Re: [patch v8 0/7] handle unexpected message from server

From: yukuai (C)
Date: Fri Oct 08 2021 - 03:17:33 EST


On 2021/09/29 20:54, yukuai (C) wrote:
On 2021/09/23 21:33, yukuai (C) wrote:
On 2021/09/16 17:33, Yu Kuai wrote:

Hi, jens

Any interest to apply this series?

friendly ping ...

Hi, Jens

friendly ping again ...

Thanks,
Kuai
This patch set tries to fix that client might oops if nbd server send
unexpected message to client, for example, our syzkaller report a uaf
in nbd_read_stat():

Call trace:
  dump_backtrace+0x0/0x310 arch/arm64/kernel/time.c:78
  show_stack+0x28/0x38 arch/arm64/kernel/traps.c:158
  __dump_stack lib/dump_stack.c:77 [inline]
  dump_stack+0x144/0x1b4 lib/dump_stack.c:118
  print_address_description+0x68/0x2d0 mm/kasan/report.c:253
  kasan_report_error mm/kasan/report.c:351 [inline]
  kasan_report+0x134/0x2f0 mm/kasan/report.c:409
  check_memory_region_inline mm/kasan/kasan.c:260 [inline]
  __asan_load4+0x88/0xb0 mm/kasan/kasan.c:699
  __read_once_size include/linux/compiler.h:193 [inline]
  blk_mq_rq_state block/blk-mq.h:106 [inline]
  blk_mq_request_started+0x24/0x40 block/blk-mq.c:644
  nbd_read_stat drivers/block/nbd.c:670 [inline]
  recv_work+0x1bc/0x890 drivers/block/nbd.c:749
  process_one_work+0x3ec/0x9e0 kernel/workqueue.c:2147
  worker_thread+0x80/0x9d0 kernel/workqueue.c:2302
  kthread+0x1d8/0x1e0 kernel/kthread.c:255
  ret_from_fork+0x10/0x18 arch/arm64/kernel/entry.S:1174

1) At first, a normal io is submitted and completed with scheduler:

internel_tag = blk_mq_get_tag -> get tag from sched_tags
  blk_mq_rq_ctx_init
   sched_tags->rq[internel_tag] = sched_tag->static_rq[internel_tag]
...
blk_mq_get_driver_tag
  __blk_mq_get_driver_tag -> get tag from tags
  tags->rq[tag] = sched_tag->static_rq[internel_tag]

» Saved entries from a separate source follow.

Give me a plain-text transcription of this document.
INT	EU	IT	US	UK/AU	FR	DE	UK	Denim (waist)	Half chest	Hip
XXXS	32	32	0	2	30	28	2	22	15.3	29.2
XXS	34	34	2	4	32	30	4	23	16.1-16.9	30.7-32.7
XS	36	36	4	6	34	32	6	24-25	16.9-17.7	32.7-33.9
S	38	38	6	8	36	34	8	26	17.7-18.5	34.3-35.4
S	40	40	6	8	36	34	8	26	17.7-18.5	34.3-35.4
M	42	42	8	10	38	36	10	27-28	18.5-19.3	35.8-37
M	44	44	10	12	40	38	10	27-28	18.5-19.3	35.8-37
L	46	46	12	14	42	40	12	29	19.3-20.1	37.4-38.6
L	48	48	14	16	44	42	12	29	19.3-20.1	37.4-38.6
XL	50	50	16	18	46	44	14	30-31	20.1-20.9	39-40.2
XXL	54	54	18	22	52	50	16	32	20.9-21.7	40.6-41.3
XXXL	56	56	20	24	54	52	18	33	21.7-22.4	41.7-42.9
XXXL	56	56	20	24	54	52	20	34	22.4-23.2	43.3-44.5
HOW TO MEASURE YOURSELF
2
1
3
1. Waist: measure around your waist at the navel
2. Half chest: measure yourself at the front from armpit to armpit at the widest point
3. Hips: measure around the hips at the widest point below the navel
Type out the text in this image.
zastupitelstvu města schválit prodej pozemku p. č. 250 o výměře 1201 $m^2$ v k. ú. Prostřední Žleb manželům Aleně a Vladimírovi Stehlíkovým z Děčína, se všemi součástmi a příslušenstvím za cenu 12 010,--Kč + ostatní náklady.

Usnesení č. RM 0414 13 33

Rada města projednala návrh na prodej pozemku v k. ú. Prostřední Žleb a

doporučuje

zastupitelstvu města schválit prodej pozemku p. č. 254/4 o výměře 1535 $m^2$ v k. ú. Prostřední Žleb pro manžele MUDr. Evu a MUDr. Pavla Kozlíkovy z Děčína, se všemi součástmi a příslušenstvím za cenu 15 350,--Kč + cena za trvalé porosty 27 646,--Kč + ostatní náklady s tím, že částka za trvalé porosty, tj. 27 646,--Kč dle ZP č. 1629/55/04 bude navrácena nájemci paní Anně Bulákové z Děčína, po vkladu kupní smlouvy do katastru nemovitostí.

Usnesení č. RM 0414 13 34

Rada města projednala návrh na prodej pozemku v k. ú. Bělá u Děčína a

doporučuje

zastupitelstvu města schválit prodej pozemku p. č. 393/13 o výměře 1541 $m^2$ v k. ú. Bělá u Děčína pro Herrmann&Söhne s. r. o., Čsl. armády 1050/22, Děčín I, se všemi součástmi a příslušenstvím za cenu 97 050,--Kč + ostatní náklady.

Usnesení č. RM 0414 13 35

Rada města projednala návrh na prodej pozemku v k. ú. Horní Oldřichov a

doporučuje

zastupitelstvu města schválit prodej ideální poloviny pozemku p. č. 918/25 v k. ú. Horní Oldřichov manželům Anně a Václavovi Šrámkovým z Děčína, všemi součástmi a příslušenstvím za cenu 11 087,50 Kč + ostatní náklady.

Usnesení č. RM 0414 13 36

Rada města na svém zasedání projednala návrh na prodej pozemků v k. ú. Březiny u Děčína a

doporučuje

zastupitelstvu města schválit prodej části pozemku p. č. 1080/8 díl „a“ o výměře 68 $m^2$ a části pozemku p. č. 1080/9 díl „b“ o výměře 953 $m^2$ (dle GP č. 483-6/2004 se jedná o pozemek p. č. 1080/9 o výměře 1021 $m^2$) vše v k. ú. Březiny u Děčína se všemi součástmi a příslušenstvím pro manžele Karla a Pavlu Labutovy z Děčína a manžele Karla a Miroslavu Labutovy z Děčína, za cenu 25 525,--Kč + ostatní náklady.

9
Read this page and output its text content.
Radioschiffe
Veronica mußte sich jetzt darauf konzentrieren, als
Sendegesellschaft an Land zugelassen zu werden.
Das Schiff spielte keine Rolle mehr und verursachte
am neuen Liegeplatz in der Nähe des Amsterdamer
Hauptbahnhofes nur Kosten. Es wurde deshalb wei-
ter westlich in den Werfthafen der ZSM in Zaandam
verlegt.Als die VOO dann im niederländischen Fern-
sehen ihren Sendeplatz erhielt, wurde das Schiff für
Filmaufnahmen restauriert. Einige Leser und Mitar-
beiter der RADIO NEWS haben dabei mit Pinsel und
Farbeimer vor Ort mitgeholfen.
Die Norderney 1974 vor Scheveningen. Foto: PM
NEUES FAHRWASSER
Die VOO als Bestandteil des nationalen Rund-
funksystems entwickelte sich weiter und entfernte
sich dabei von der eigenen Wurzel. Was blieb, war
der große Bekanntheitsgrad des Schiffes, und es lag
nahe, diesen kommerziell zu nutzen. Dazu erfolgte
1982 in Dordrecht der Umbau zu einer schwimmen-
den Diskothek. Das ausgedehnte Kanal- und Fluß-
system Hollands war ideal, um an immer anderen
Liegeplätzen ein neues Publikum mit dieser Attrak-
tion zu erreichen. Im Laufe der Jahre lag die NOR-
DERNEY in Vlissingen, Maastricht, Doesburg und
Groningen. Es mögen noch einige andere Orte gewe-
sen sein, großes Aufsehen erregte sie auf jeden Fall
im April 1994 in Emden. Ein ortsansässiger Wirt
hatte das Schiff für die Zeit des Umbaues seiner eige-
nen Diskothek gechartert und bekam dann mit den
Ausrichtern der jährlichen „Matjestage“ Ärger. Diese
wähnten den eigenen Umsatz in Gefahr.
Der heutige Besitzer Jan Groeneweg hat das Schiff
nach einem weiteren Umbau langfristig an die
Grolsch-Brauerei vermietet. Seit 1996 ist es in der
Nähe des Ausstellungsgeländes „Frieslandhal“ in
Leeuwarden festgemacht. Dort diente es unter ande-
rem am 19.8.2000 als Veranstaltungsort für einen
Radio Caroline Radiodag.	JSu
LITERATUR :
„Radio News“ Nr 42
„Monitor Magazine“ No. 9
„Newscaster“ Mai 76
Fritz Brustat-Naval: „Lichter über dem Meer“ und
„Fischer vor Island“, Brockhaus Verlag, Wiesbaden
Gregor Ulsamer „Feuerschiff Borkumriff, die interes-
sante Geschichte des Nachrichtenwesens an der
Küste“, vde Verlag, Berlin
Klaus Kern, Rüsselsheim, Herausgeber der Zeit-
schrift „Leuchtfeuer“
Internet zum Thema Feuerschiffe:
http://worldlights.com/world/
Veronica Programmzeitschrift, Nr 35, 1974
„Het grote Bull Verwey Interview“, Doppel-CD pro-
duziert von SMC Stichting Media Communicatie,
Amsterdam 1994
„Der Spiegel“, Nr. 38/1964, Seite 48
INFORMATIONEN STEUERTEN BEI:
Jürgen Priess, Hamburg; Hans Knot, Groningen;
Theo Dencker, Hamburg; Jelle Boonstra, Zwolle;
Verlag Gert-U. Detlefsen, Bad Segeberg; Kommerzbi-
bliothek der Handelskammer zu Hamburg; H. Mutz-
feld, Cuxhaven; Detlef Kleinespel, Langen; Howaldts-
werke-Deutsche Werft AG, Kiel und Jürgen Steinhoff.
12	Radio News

So, both tags->rq[tag] and sched_tags->rq[internel_tag] are pointing
to the request: sched_tags->static_rq[internal_tag]. Even if the
io is finished.

2) nbd server send a reply with random tag directly:

recv_work
  nbd_read_stat
   blk_mq_tag_to_rq(tags, tag)
    rq = tags->rq[tag]

3) if the sched_tags->static_rq is freed:

blk_mq_sched_free_requests
  blk_mq_free_rqs(q->tag_set, hctx->sched_tags, i)
   -> step 2) access rq before clearing rq mapping
   blk_mq_clear_rq_mapping(set, tags, hctx_idx);
   __free_pages() -> rq is freed here

4) Then, nbd continue to use the freed request in nbd_read_stat()

Changes in v8:
  - add patch 5 to this series.
  - modify some words.
Changes in v7:
  - instead of exposing blk_queue_exit(), using percpu_ref_put()
  directly.
  - drop the ref right after nbd_handle_reply().
Changes in v6:
  - don't set cmd->status to error if request is completed before
  nbd_clear_req().
  - get 'q_usage_counter' to prevent accessing freed request through
  blk_mq_tag_to_rq(), instead of using blk_mq_find_and_get_req().
Changes in v5:
  - move patch 1 & 2 in v4 (patch 4 & 5 in v5) behind
  - add some comment in patch 5
Changes in v4:
  - change the name of the patchset, since uaf is not the only problem
  if server send unexpected reply message.
  - instead of adding new interface, use blk_mq_find_and_get_req().
  - add patch 5 to this series
Changes in v3:
  - v2 can't fix the problem thoroughly, add patch 3-4 to this series.
  - modify descriptions.
  - patch 5 is just a cleanup
Changes in v2:
  - as Bart suggested, add a new helper function for drivers to get
  request by tag.

Yu Kuai (7):
   nbd: don't handle response without a corresponding request message
   nbd: make sure request completion won't concurrent
   nbd: check sock index in nbd_read_stat()
   nbd: don't start request if nbd_queue_rq() failed
   nbd: clean up return value checking of sock_xmit()
   nbd: partition nbd_read_stat() into nbd_read_reply() and
     nbd_handle_reply()
   nbd: fix uaf in nbd_handle_reply()

  drivers/block/nbd.c | 135 +++++++++++++++++++++++++++++++-------------
  1 file changed, 96 insertions(+), 39 deletions(-)